Wide spectrum of epithelial lesions induced by mitotic recombination. (a and b) The majority of carcinomas occurring in the p53 control mice were pulmonary adenocarcinomas (a) and hepatocellular carcinomas (b). Mitoses are shown (arrow). (c–f) Carcinomas in the p53-FLP group and the p53-Wnt3-FLP mice also occur in the urogenital and gastrointestinal tract. Mitoses are shown (arrow).

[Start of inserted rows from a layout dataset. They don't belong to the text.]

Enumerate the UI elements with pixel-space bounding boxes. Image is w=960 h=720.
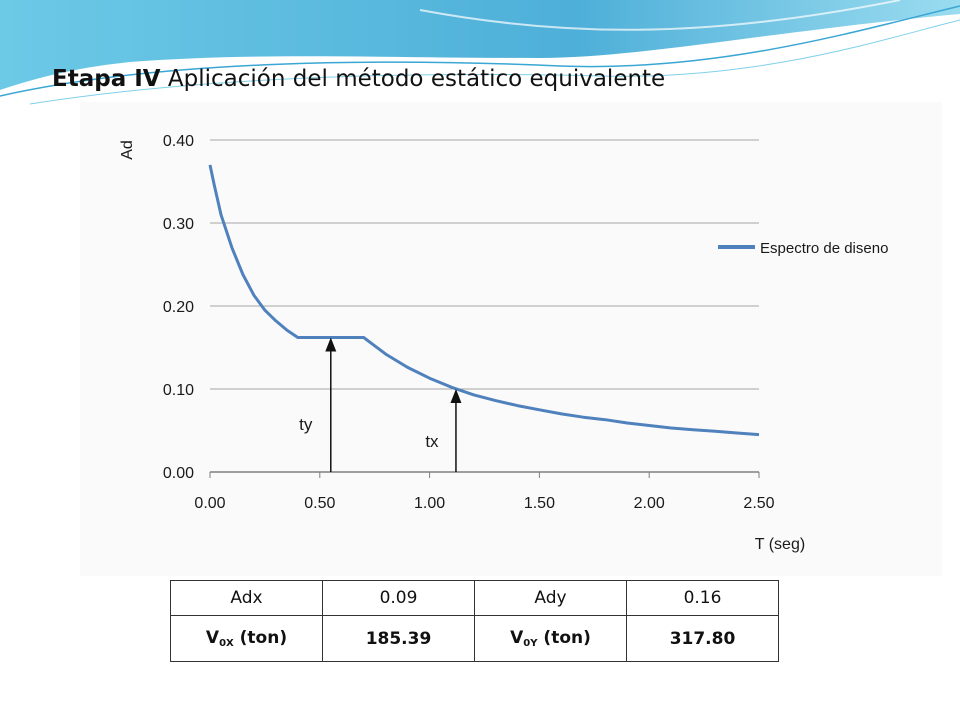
slide-title: Etapa IV Aplicación del método estático … xyxy=(52,66,665,92)
v0x-subscript: 0X xyxy=(219,638,234,649)
table-row: V0X (ton) 185.39 V0Y (ton) 317.80 xyxy=(170,615,779,662)
table-row: Adx 0.09 Ady 0.16 xyxy=(170,580,779,616)
y-tick-label: 0.20 xyxy=(163,299,194,316)
chart-panel xyxy=(80,102,942,576)
slide-title-bold: Etapa IV xyxy=(52,66,161,92)
slide-title-text: Aplicación del método estático equivalen… xyxy=(167,66,666,92)
x-axis-ticks: 0.00 0.50 1.00 1.50 2.00 2.50 xyxy=(194,472,775,512)
x-tick-label: 1.50 xyxy=(524,495,555,512)
y-tick-label: 0.10 xyxy=(163,382,194,399)
table-cell-v0x-label: V0X (ton) xyxy=(170,615,323,662)
series-line-espectro xyxy=(208,164,760,437)
spectrum-chart: 0.00 0.50 1.00 1.50 2.00 2.50 0.00 0.10 0.20 0.3… xyxy=(80,102,942,576)
results-table: Adx 0.09 Ady 0.16 V0X (ton) 185.39 V0Y (… xyxy=(170,580,779,662)
x-tick-label: 2.50 xyxy=(743,495,774,512)
legend-label: Espectro de diseno xyxy=(760,240,888,257)
v0x-unit: (ton) xyxy=(233,628,288,648)
arrowhead-ty xyxy=(325,337,337,352)
x-tick-label: 1.00 xyxy=(414,495,445,512)
x-axis-label: T (seg) xyxy=(755,536,805,553)
y-tick-label: 0.00 xyxy=(163,465,194,482)
v0y-unit: (ton) xyxy=(537,628,591,648)
table-cell-adx-value: 0.09 xyxy=(322,580,475,616)
v0y-symbol: V xyxy=(510,628,524,648)
chart-gridlines xyxy=(210,139,759,473)
v0x-symbol: V xyxy=(205,628,220,648)
v0y-subscript: 0Y xyxy=(523,638,538,649)
y-axis-ticks: 0.00 0.10 0.20 0.30 0.40 xyxy=(163,133,194,482)
period-arrows: ty tx xyxy=(299,337,462,472)
table-cell-v0y-value: 317.80 xyxy=(626,615,779,662)
annotation-label-tx: tx xyxy=(425,432,439,451)
y-tick-label: 0.40 xyxy=(163,133,194,150)
table-cell-v0y-label: V0Y (ton) xyxy=(474,615,627,662)
y-tick-label: 0.30 xyxy=(163,216,194,233)
y-axis-label: Ad xyxy=(119,140,136,160)
table-cell-ady-value: 0.16 xyxy=(626,580,779,616)
table-cell-v0x-value: 185.39 xyxy=(322,615,475,662)
x-tick-label: 2.00 xyxy=(634,495,665,512)
x-tick-label: 0.00 xyxy=(194,495,225,512)
table-cell-adx-label: Adx xyxy=(170,580,323,616)
table-cell-ady-label: Ady xyxy=(474,580,627,616)
decorative-wave-header xyxy=(0,0,960,105)
x-tick-label: 0.50 xyxy=(304,495,335,512)
arrowhead-tx xyxy=(450,389,462,403)
annotation-label-ty: ty xyxy=(299,415,313,434)
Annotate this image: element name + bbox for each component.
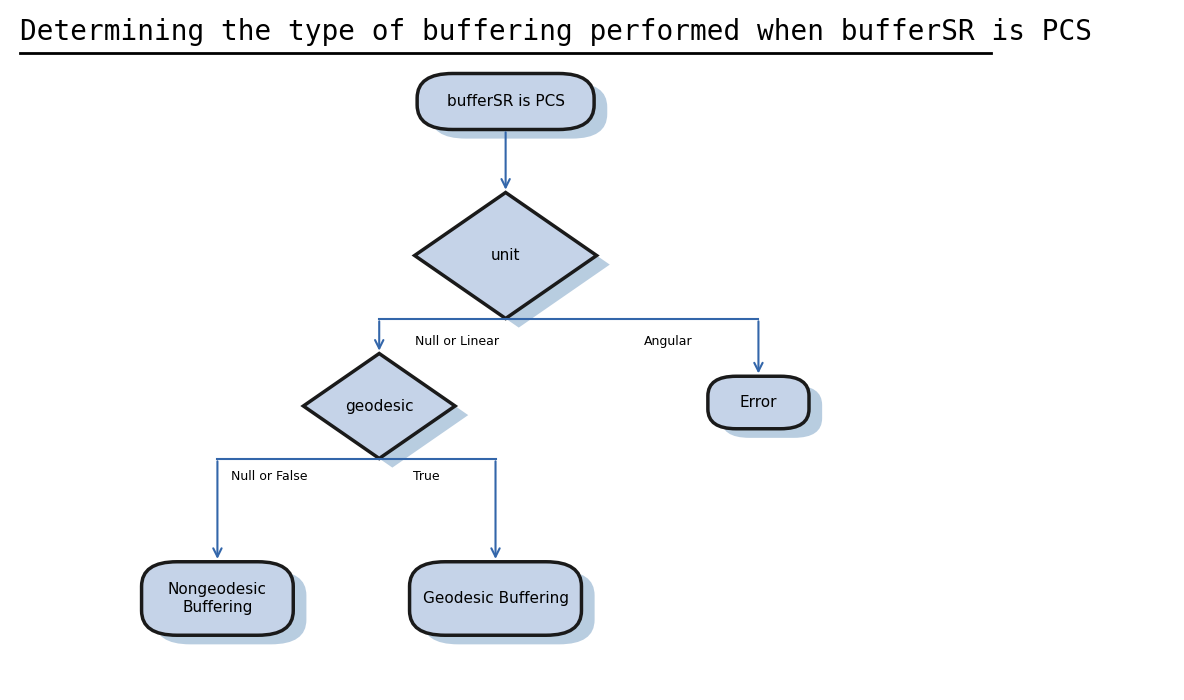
Text: Geodesic Buffering: Geodesic Buffering: [423, 591, 568, 606]
Polygon shape: [427, 202, 610, 328]
Polygon shape: [316, 363, 468, 468]
FancyBboxPatch shape: [708, 377, 809, 428]
Text: Null or False: Null or False: [231, 470, 307, 483]
Text: unit: unit: [491, 248, 521, 263]
FancyBboxPatch shape: [423, 571, 594, 644]
FancyBboxPatch shape: [155, 571, 307, 644]
Polygon shape: [303, 354, 455, 458]
FancyBboxPatch shape: [417, 74, 594, 130]
Text: Null or Linear: Null or Linear: [414, 335, 498, 348]
Text: geodesic: geodesic: [345, 398, 413, 414]
Text: bufferSR is PCS: bufferSR is PCS: [446, 94, 565, 109]
FancyBboxPatch shape: [721, 385, 822, 438]
Text: True: True: [412, 470, 439, 483]
Text: Nongeodesic
Buffering: Nongeodesic Buffering: [168, 582, 266, 615]
Text: Angular: Angular: [644, 335, 693, 348]
Text: Determining the type of buffering performed when bufferSR is PCS: Determining the type of buffering perfor…: [20, 18, 1092, 46]
FancyBboxPatch shape: [410, 561, 581, 636]
FancyBboxPatch shape: [142, 561, 294, 636]
Polygon shape: [414, 193, 597, 318]
Text: Error: Error: [740, 395, 777, 410]
FancyBboxPatch shape: [430, 83, 607, 139]
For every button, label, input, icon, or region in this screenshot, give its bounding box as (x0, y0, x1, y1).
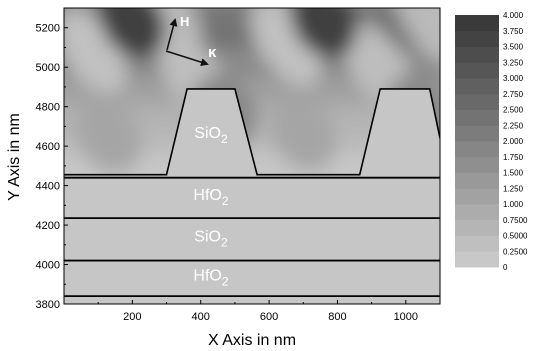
y-tick-label: 4400 (36, 181, 60, 193)
color-scale-swatch (455, 93, 499, 110)
color-scale-label: 1.000 (503, 200, 524, 209)
grating-label: SiO2 (194, 125, 228, 146)
color-scale-swatch (455, 188, 499, 205)
contour-lobe (99, 8, 166, 58)
y-axis-label: Y Axis in nm (6, 113, 23, 201)
x-tick-label: 400 (192, 311, 210, 323)
y-tick-label: 3800 (36, 299, 60, 311)
h-vector-label: H (180, 14, 189, 29)
layer-label-1: HfO2 (193, 267, 228, 288)
color-scale-label: 3.250 (503, 58, 524, 67)
x-axis-ticks: 200 400 600 800 1000 (97, 300, 418, 323)
grating-outline (64, 88, 440, 176)
y-tick-label: 5200 (36, 23, 60, 35)
contour-lobe (270, 98, 337, 170)
color-scale-label: 1.250 (503, 184, 524, 193)
color-scale-label: 1.750 (503, 153, 524, 162)
y-tick-label: 4200 (36, 220, 60, 232)
color-scale-label: 3.500 (503, 43, 524, 52)
layer-boundaries (64, 176, 440, 298)
color-scale-label: 3.750 (503, 27, 524, 36)
color-scale-labels: 0 0.2500 0.5000 0.7500 1.000 1.250 1.500 1.750 2… (503, 11, 528, 272)
h-vector-arrow (166, 18, 178, 51)
color-scale-swatch (455, 141, 499, 158)
color-scale-swatch (455, 15, 499, 32)
color-scale-swatch (455, 219, 499, 236)
plot-frame (63, 7, 441, 305)
color-scale-swatch (455, 251, 499, 268)
material-labels: HfO2 SiO2 HfO2 SiO2 (193, 125, 228, 288)
x-tick-label: 1000 (394, 311, 418, 323)
y-tick-label: 5000 (36, 62, 60, 74)
color-scale-label: 1.500 (503, 169, 524, 178)
color-scale-label: 2.250 (503, 121, 524, 130)
contour-lobe (290, 8, 357, 58)
color-scale-label: 0.7500 (503, 216, 528, 225)
contour-lobe (64, 9, 127, 94)
y-tick-label: 4000 (36, 260, 60, 272)
x-tick-label: 200 (123, 311, 141, 323)
x-tick-label: 800 (328, 311, 346, 323)
color-scale-label: 0 (503, 263, 508, 272)
y-tick-label: 4800 (36, 102, 60, 114)
kappa-vector-label: κ (208, 44, 217, 61)
grating-fill (64, 88, 440, 304)
plot-area (64, 8, 440, 304)
color-scale-swatch (455, 78, 499, 95)
contour-lobe (251, 8, 321, 86)
layer-label-2: SiO2 (194, 228, 228, 249)
color-scale-label: 2.500 (503, 106, 524, 115)
layer-label-3: HfO2 (193, 187, 228, 208)
color-scale-label: 4.000 (503, 11, 524, 20)
color-scale-label: 0.2500 (503, 247, 528, 256)
x-tick-label: 600 (260, 311, 278, 323)
field-vectors: H κ (165, 14, 217, 66)
color-scale-swatch (455, 109, 499, 126)
y-tick-label: 4600 (36, 141, 60, 153)
color-scale-label: 2.000 (503, 137, 524, 146)
color-scale-swatch (455, 172, 499, 189)
color-scale-swatch (455, 156, 499, 173)
color-scale-swatch (455, 62, 499, 79)
contour-lobe (75, 100, 142, 172)
color-scale-label: 2.750 (503, 90, 524, 99)
y-axis-ticks: 3800 4000 4200 4400 4600 4800 5000 5200 (36, 23, 68, 311)
color-scale-swatch (455, 204, 499, 221)
color-scale-swatch (455, 46, 499, 63)
kappa-vector-arrow (165, 50, 209, 66)
x-axis-label: X Axis in nm (208, 332, 296, 349)
color-scale-swatch (455, 30, 499, 47)
color-scale-swatch (455, 235, 499, 252)
contour-lobe (398, 8, 440, 64)
color-scale-legend (455, 15, 499, 268)
color-scale-swatch (455, 125, 499, 142)
color-scale-label: 0.5000 (503, 232, 528, 241)
color-scale-label: 3.000 (503, 74, 524, 83)
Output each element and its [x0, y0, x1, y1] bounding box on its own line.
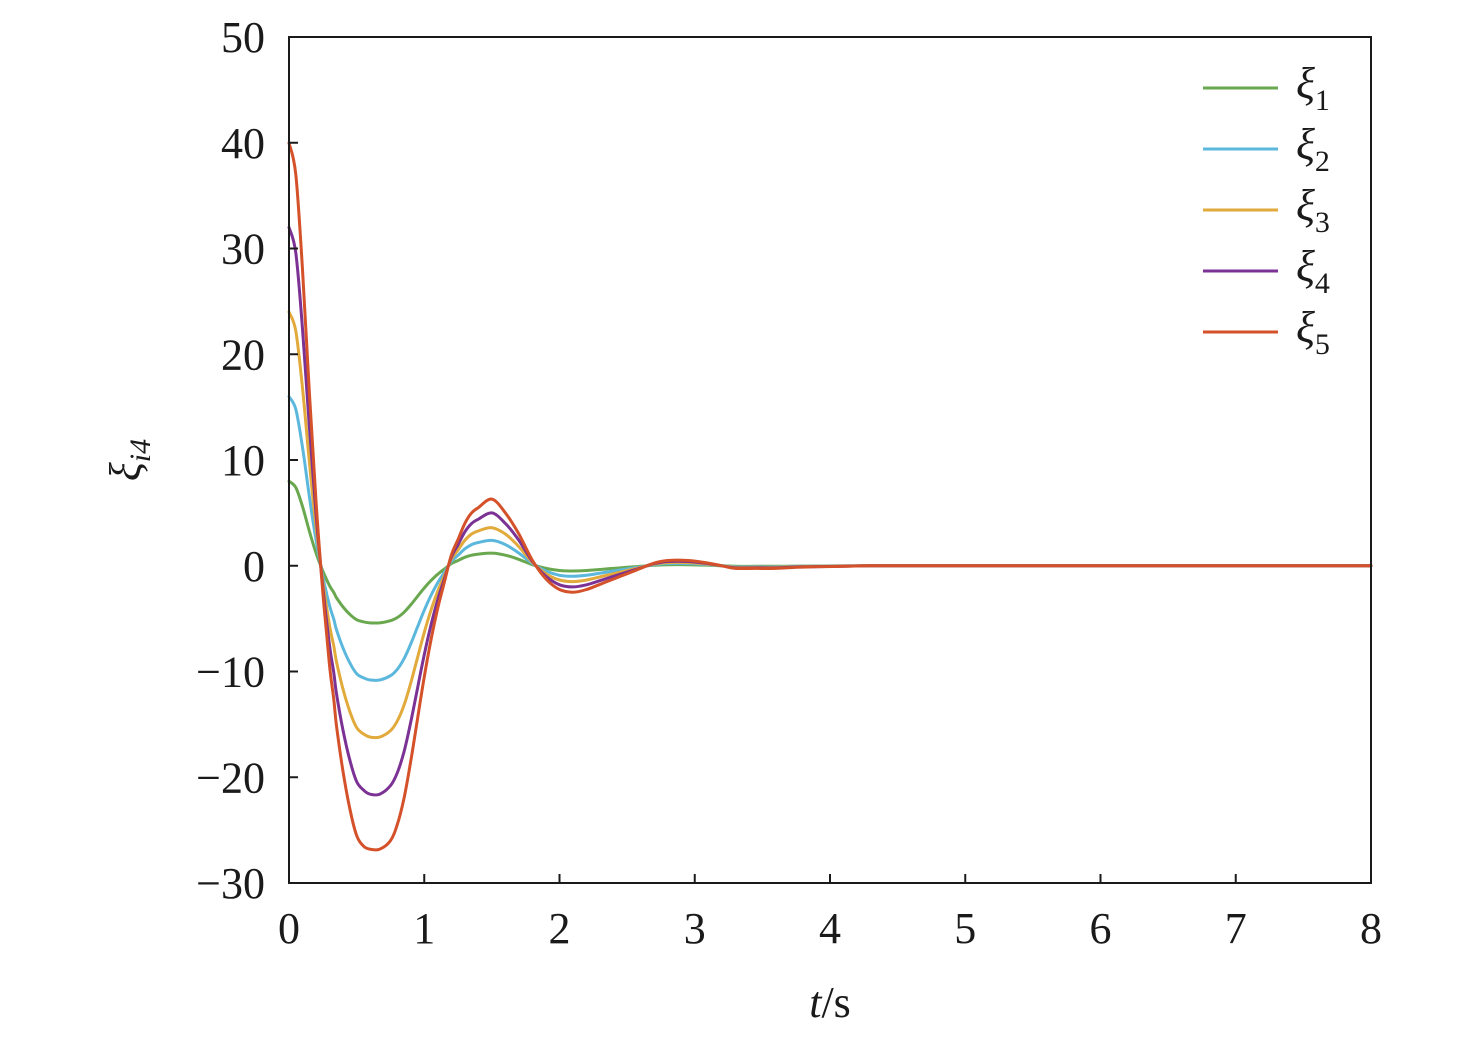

For example, prostatic carcinoma (c), uterine endometrial adenocarcinoma in the p53-FLP mice (e), pancreatic duct adenocarcinoma (d), and a rare epithelial mesothelioma of the pleural cavity and pericardium (f) in the p53-Wnt3-FLP mice. (g–l) Premalignant changes (dysplasias) were identified only in the p53-FLP and the p53-Wnt3-FLP mice. Normal bladder urothelium (g); dysplastic bladder urothelium with abnormally large nuclei with irregular chromatin (arrow) found in the p53-FLP mice (h); prostate intraepithelial neoplasia found in the p53-Wnt3-FLP mice; prostatic glands are lined by epithelium with large irregular nuclei and increased mitoses (i); normal endometrium with small tubular endometrial glands (arrow) (j); atypical endometrial hyperplasia with irregularly shaped endometrial glands lined by abnormal epithelium with enlarged elongated nuclei (arrow) found in the p53-Wnt3-FLP mice (k); and gastric intraepithelial dysplasia found in the p53-FLP mice (l). Gastric glands are irregular in shape with enlarged nuclei with irregular chromatin and multiple mitoses (arrow).

Fig. 5.

Analysis of LOH. (a) Southern blot analysis of tumor samples from the p53 controls, p53-FLP, and p53-Wnt3-FLP mice. D11Mit71 3′, p53 3′, and Wnt3 3′ probes were used to identify the LOH events in the tumor samples (see Experimental Procedures). Five tumor samples showing LOH of p53 were chosen from each group to check their allelic status at p53, D11Mit71 and Wnt3 loci. C, control samples not showing LOH of p53; T, tumor samples showing LOH of p53. (b) Mechanisms of LOH in the p53 controls, p53-FLP, and p53-Wnt3-FLP mice. The LOH events in the p53 controls occurred by a chromosomal deletion or duplications (Left). However, most LOH events in the p53-FLP and p53-Wnt3-FLP were induced by recombination between the two mitotic recombination cassettes (Right).